El despido de médicos en Nicaragua es una situación que afecta directamente la calidad de la atención médica y agrava un problema de escasez de profesionales de la salud en nuestro ya deficiente sistema.

En un país con una cifra de 9 médicos por 10,000 habitantes (OPS) - lejos de los 23 médicos por 10,000 habitantes que la OMS ha establecido como mínimo necesario para prestar servicios esenciales de salud materna e infantil - se han retirado, sin causa justificada, de su puesto de trabajo a más de 200 médicos (Octubre/2018), según cifras de la Unidad Médica Nicaragüense, hay aproximadamente 124 especialistas y subespeclalistas despedidos y 91 médicos generales. Esta cifra presenta un subregistro, ya que muchos médicos insisten en que no se les tome en cuenta en la estadística por miedo a las represalias hacia ellos, sus otros empleos (muchos trabajan en consultas privadas) o su familia.
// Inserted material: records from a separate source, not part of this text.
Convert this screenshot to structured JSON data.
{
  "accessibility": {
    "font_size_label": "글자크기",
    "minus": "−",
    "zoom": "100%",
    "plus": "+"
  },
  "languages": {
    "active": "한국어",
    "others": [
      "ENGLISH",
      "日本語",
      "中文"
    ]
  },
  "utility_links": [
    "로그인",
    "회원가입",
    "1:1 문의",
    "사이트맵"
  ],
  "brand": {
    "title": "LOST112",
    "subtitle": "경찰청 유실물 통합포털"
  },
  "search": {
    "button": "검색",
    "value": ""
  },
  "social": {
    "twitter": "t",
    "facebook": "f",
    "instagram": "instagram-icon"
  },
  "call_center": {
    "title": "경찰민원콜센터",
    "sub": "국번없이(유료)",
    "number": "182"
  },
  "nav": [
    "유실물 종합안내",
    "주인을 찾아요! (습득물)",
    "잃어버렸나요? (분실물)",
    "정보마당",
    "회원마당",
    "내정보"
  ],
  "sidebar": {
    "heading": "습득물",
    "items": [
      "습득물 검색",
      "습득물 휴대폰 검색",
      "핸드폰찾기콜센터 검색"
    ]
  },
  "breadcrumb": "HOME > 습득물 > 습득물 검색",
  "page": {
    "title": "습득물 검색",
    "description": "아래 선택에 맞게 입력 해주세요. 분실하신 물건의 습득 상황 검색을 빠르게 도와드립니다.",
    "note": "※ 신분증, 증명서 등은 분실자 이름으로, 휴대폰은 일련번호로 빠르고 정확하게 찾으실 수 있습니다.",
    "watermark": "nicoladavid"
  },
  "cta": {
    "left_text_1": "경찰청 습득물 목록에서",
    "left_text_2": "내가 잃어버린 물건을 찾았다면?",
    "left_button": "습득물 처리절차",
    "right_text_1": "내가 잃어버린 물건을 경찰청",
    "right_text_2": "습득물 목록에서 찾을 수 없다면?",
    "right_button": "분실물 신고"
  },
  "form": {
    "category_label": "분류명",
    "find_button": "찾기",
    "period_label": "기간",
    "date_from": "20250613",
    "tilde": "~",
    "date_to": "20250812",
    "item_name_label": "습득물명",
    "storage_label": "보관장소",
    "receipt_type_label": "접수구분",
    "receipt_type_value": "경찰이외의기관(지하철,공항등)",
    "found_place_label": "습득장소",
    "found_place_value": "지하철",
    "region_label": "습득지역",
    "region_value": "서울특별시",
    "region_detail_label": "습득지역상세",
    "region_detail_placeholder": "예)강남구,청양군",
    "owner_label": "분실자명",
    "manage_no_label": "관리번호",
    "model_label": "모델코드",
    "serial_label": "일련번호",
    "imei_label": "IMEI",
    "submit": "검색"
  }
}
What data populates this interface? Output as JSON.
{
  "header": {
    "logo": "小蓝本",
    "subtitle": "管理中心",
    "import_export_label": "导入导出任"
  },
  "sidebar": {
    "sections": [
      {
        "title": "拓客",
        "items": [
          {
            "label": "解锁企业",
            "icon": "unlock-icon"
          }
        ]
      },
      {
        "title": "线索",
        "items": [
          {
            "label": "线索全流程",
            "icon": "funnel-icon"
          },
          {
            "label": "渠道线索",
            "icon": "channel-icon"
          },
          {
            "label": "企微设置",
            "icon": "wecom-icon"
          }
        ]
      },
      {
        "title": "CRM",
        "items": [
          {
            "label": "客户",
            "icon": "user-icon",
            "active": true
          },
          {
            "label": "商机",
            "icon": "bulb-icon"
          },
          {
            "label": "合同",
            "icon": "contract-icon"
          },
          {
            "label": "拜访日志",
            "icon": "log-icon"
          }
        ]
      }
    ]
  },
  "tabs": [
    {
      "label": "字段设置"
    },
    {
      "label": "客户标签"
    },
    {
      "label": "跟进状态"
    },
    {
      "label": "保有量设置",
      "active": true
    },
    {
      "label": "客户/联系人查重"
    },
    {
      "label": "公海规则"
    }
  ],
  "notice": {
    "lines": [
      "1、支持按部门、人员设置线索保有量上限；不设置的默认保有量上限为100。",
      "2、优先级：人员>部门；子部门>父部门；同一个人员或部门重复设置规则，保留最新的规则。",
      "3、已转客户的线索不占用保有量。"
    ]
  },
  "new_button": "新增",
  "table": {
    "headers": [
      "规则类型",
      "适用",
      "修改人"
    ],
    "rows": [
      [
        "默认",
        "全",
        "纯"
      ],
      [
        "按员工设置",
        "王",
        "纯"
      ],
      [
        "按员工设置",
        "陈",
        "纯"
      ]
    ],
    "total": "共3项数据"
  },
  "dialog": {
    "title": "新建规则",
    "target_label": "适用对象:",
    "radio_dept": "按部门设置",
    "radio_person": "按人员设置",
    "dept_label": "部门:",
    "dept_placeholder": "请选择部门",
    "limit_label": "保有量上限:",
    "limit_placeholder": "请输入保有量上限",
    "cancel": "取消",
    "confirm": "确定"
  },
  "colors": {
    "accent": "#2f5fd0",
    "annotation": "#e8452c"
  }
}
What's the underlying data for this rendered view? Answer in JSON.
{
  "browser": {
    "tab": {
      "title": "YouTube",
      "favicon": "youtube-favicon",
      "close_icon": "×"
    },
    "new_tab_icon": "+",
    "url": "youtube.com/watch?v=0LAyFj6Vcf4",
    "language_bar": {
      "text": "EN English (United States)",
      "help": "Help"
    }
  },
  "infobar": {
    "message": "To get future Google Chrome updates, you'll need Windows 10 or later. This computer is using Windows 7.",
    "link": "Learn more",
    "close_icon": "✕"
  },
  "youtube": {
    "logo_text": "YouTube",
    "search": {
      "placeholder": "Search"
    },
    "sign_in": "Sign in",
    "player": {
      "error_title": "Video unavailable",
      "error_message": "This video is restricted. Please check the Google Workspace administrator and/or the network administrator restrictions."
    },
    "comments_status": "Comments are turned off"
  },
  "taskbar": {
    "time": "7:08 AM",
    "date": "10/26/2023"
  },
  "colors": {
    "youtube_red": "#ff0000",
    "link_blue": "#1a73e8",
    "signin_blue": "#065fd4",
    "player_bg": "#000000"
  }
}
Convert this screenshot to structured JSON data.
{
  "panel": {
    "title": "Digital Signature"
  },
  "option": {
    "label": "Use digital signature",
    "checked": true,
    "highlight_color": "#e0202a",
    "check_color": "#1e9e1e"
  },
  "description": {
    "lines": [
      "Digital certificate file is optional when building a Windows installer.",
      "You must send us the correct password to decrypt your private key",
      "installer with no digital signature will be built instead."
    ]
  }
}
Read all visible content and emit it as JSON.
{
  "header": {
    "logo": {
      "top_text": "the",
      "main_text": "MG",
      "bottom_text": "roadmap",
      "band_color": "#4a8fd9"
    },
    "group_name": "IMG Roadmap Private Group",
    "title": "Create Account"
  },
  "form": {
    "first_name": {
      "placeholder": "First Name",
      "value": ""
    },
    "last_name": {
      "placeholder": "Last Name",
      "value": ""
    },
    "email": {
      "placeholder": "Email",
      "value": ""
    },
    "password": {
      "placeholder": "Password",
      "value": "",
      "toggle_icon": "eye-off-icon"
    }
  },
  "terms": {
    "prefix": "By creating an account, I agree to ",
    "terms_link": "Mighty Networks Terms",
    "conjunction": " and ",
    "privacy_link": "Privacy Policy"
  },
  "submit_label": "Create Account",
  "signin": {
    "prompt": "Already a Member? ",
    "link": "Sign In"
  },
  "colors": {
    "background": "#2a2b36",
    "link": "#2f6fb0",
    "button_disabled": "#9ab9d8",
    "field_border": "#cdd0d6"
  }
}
Para darnos una idea de la relevancia de esto, en 2015, el MINSA publicó que en el país hay 2,077 médicos especialistas y subespecialistas (35% en Managua), los médicos despedidos representarían un 6% del personal total con estas credenciales. Tenemos que tener en cuenta que muchos tienen entrenamiento que no poseen otros profesionales de su centro o del sistema de salud público. Fueron retirados, además, pasando por encima de sus derechos laborales fundamentales. Se reporta Impago de vacaciones acumuladas, trato agresivo e intimidatorio y hasta amenazas contra su integridad física, su vida y la de su familia. Algo que ha llevado a más de uno a migrar o desplazarse forzosamente.

De parte del Estado es una manera deplorable de tratar a profesionales que han dedicado su vida a formar a nuevas generaciones de médicos, atender a la población en condiciones donde la escasez de insumos es el pan de cada día - problema que el estado no ha sabido sobrellevar - y hacerlo en un ambiente cargado de intereses personales, políticos, económicos y corrupción en los altos mandos.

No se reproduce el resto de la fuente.